I am new to Scheme; I am writing a program that recursively defines multiplication in terms of repeated addition:
(define multiply
(lambda (a b)
(if (= b 0)
0
(+ a (multiply(a, (- b 1)))))))
However, when I attempt to run the program I am getting the error message:
;Unbound variable: unquote
What is the error message referring to, and how can I rectify it?
Since you are familiar with the algol family language (python) I can tell you the lisp family has different syntax:
fun(a, b, c)
Is written like this:
(fun a b c)
Thus the source of your error is that the comma and parentheses are interpreted different in lisp languages.
What is the error message referring to?
In lisp family you can actually have code as data by adding characters that makes the code literals instead. So '(fun a b c) becomes (fun a b c) as a data structure after evaluation since you have a ' in front of it and it works like if you had code(a,b,c) in python and surrounded it with quotes like 'code(a,b,c)'. Python would evaluate it as string and not code right? Well lisp languages does the same with literal data structures. There are 2 additional ones. quasiquote ` and unquote ,. Looking familiar doesn't it? Well as an assimilation the normal quote is like single quoted strings where the string is exactly literal while quasiquote is like double quoted ones and the unquote is for interpolation for code so that what remains in the structure is the result of those expressions. Here is an example:
`(a b ,(+ 3 4)))
; ==> (a b 7)
Now in lisp languages the reader usually converts this at read time so that the code that gets interpreted never actually see the ', `, or ,. Scheme standard doesn't say what it should be named so it's implementation defined, however most languages use these:
''`(a b ,(+ 3 4))
; ==> (quote (quasiquote (a b (unquote (+ 3 4)))))
Only the outermost quote is evaluated so in this case the other quotes you see in the result is data and not part of code. An implementation is free to show the short form when presenting a data structure so that:
'(quote (unquote quote))
; ==> ',quote
; ==> (quote (unquote quote))
It's actually the same value but rather how they display it is a variation if you were to take the car of it it would present the symbol quote since it really is the second structure that is the real value.
In your code the expression (a, (- b 1)) is read in as (a (unqote (- b 1))) and after the successful subtraction the function unquote is to be applied, then the function a is to be applied to it's result.
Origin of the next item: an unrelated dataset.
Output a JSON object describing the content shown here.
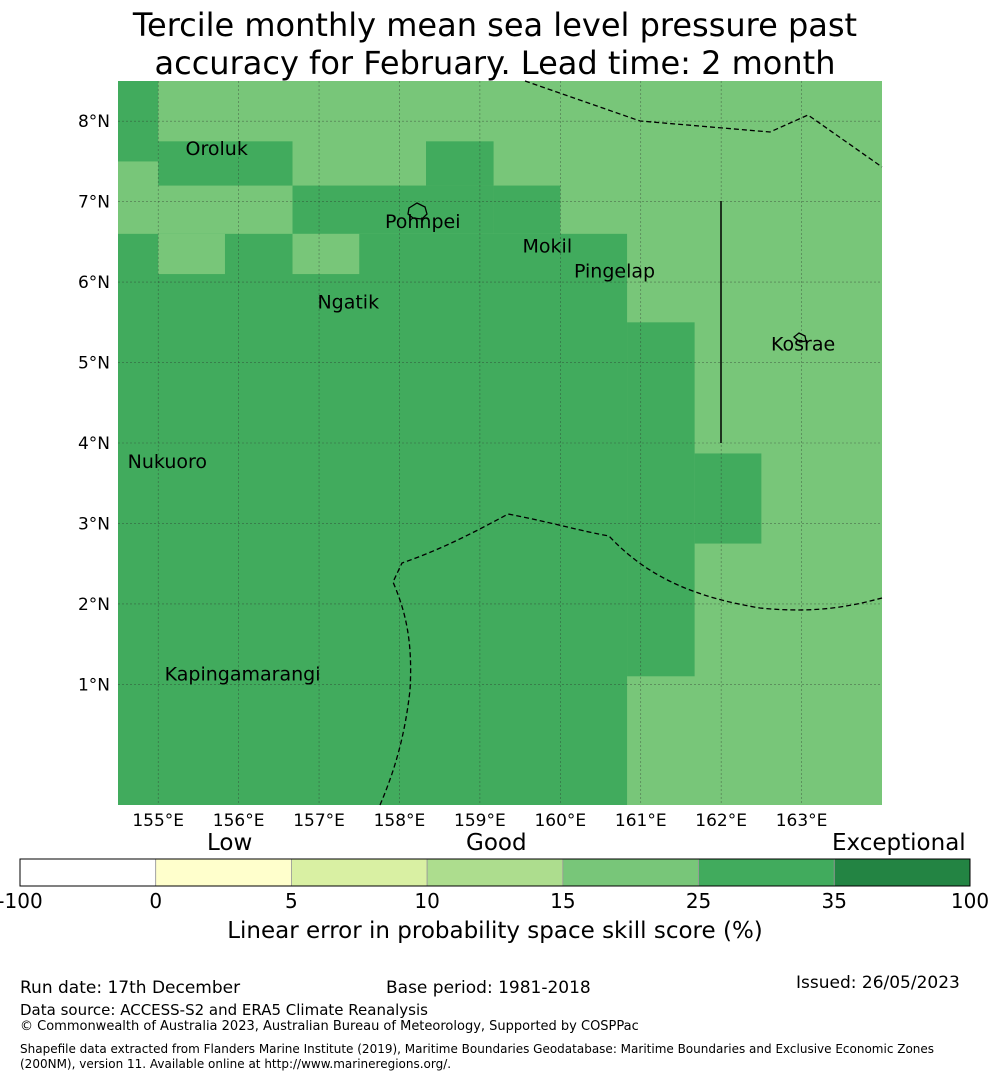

Neither would work but since the arguments must be evaluated before application the order is set so Scheme will complain about unquote first, then a later if you would remove the comma.
In addition to the totally correct answer above: when you're learning to program, one of the most important skills is learning how to isolate your errors by removing the parts of your program that can be removed without changing the error, to arrive at a smallest possible program that shows the error. This will save you lots of time in the long run!
Scheme uses whitespace to separate arguments, not commas (the unquote operator spoken of in the error message).